We had contemplated driving down to the Tax Day Tea Party in Washington, DC, today––I took a couple of days of off work specifically for that purpose––but ended up not going for a variety of reasons, some logistical and some due to a basic uneasiness with the phenomenon itself.
Don’t get me wrong: I regard the spontaneous appearance of the tea parties as a positive sign, one of the only remaining indications that there is any spirit whatsoever among the broader population to resist the abuse of government power. Nevertheless, I have reservations about the effectiveness of attending such events. It’s not obvious to me how milling about with large crowds of people holding mixed premises can be very productive. Religious conservatives, libertarians, party-line Republicans, and Objectivists do not see eye to eye on everything, to say the least. If every speaker at these events were a Yaron Brook or John David Lewis, it would be wonderful. But most speakers are not articulate, consistent defenders of liberty; few mention or even seem to understand fundamentals. It is rare to hear individual rights mentioned at all. Most of the speeches are either concrete-bound enumerations of grievances (e.g. taxes, deficits, etc.) or meaningless platitudes that serve only to whip up a crowd. (“Let’s take back this government!” Rah. Rah.) Unless I’m at Fenway Park, I don’t like large crowds chanting, even if they are justified in doing so.
I admit that a big part of my being put off by the tea parties has to do with my lifelong revulsion of protests, exhibitions that I’ve always deemed to be invariably leftist, anarchistic, anti-intellectual affairs––and that is a completely unfair characterization in this case. The tea party protests are shockingly civilized as far as I’ve seen, and are far more intellectual and substantial than anything the left has had to offer in at least half a century. The few isolated reports in the media about tea party protesters spitting, hurling racial epithets, or brandishing guns are the exceptions that prove the rule. If that is the extent of distasteful behavior––if that is all a hostile media could find, bend, or fabricate in over a year of desperate yearning to discredit the movement, after hundreds of protests nationwide, and in the face of a general call from leftist organizations to infiltrate and sabotage the gatherings––then it is truly remarkable.
In any case, Lynne and I ended up going to the much smaller (not to mention conveniently located) Tax Day Tea Party in Lowell, MA. As we suspected, it was a mixture of mostly good and a couple of not-so-good elements. The best part was that we met a couple of our friends there, one of whom was brave enough to be the first speaker. She fared very well, reading from the Declaration of Independence and making a few comments. The crowd was not too large. (I am terrible at estimating numbers, so I am not going to try.) Everyone was very polite and courteous. The forest of signs were universally civil and many were very witty and clever.
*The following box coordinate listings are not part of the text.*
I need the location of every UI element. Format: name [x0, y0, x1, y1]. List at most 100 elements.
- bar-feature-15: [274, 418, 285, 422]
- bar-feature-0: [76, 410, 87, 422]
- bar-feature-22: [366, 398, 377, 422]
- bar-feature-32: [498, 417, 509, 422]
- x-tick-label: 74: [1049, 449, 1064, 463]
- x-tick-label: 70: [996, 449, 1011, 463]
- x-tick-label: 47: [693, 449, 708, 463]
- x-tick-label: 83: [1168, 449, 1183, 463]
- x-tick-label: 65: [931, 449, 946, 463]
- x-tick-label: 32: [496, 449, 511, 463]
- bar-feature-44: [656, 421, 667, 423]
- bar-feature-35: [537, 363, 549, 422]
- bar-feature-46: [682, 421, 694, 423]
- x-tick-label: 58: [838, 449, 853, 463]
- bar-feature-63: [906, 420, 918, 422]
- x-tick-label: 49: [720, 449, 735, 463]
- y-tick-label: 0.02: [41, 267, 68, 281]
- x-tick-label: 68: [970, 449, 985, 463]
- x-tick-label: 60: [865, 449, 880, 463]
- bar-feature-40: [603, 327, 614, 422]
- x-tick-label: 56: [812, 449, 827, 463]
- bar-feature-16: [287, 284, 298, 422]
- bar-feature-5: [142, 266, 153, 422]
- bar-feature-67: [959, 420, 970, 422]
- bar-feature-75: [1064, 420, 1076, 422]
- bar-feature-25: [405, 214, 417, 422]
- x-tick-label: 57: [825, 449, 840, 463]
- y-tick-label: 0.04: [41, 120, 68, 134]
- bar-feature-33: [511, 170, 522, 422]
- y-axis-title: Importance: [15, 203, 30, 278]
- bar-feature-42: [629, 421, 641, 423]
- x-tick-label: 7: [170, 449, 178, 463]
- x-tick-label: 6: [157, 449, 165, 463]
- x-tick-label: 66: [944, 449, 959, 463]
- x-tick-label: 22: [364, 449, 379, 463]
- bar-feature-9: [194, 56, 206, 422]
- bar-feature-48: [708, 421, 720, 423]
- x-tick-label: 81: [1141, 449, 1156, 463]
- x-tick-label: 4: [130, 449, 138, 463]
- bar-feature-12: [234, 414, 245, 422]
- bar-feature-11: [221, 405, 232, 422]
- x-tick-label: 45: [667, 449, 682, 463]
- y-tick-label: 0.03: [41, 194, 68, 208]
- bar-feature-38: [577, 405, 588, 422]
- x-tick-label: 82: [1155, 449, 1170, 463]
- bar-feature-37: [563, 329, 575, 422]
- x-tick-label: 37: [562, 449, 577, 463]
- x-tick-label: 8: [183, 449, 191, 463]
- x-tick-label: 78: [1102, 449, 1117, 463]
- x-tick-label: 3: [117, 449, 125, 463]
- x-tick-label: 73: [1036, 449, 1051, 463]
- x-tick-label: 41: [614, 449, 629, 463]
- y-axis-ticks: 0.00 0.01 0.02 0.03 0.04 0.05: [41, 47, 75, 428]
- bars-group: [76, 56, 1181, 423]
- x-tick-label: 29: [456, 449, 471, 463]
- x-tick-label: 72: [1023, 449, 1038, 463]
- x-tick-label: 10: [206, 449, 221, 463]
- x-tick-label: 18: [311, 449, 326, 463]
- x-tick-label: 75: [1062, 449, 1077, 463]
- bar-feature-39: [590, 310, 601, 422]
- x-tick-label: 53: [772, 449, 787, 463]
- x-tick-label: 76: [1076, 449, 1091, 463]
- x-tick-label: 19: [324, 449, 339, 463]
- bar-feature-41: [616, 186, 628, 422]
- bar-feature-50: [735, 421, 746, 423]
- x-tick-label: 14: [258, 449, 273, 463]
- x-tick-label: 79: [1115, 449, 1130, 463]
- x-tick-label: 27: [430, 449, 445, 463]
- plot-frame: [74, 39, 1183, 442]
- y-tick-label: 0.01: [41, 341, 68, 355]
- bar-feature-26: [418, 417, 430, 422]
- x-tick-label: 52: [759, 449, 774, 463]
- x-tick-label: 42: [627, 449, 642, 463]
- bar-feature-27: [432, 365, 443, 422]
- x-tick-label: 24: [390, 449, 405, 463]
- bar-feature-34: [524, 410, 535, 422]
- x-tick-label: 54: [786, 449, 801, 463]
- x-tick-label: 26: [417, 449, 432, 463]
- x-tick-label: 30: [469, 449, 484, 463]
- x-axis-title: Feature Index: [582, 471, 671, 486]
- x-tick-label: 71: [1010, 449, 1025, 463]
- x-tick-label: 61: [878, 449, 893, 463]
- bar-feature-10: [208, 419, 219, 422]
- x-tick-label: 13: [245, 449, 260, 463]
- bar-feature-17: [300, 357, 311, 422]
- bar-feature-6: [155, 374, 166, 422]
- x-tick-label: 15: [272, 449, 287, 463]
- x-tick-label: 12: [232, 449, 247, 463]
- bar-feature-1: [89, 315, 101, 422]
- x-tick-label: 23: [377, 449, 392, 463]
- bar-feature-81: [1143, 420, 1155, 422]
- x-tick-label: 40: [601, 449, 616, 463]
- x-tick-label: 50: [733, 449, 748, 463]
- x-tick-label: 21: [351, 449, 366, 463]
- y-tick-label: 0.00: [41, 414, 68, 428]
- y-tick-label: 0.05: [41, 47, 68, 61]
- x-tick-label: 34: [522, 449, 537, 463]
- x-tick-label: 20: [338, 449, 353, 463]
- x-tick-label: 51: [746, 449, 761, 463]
I had come empty-handed, but I actually ended up holding one of the signs that my friend had brought with her. It read “Read Atlas Shrugged - Ayn Rand was Right” on one side and “This is John Galt Speaking” on the other. This placed me in the bizarre position of holding a sign at a public protest even though hell had not yet frozen over––something I would have not thought possible! To my surprise, I actually liked it, and it afforded me an opportunity to talk to some people about Ayn Rand and answer some questions.
The one element of the gathering that I considered to be negative was a brief injection of religious faith into the discourse. This was basically limited to one speaker, a military (or retired military) man who loudly insisted that good Americans believe in God, believes that the Ten Commandments are the source of law, and demanded that prayer be put back into schools. He is probably a perfectly decent and respectable man, and I thank him for his military service, but if he takes the position that man’s rights are derived from God and thus do not exist in the real world, then he is doing the work of our enemies. Apart from him, though, no one else that I saw or heard brought up religion.
All in all, it was a positive experience, though it did nothing to convince me that such gatherings have much practical benefit. As I indicated before, the importance of the tea party protests lies in the spirit that it signals; their very existence indicates that freedom is not yet dead. However, to effect the broad cultural change that is required to reverse our plunge toward serfdom will require a much more articulate and consistent message.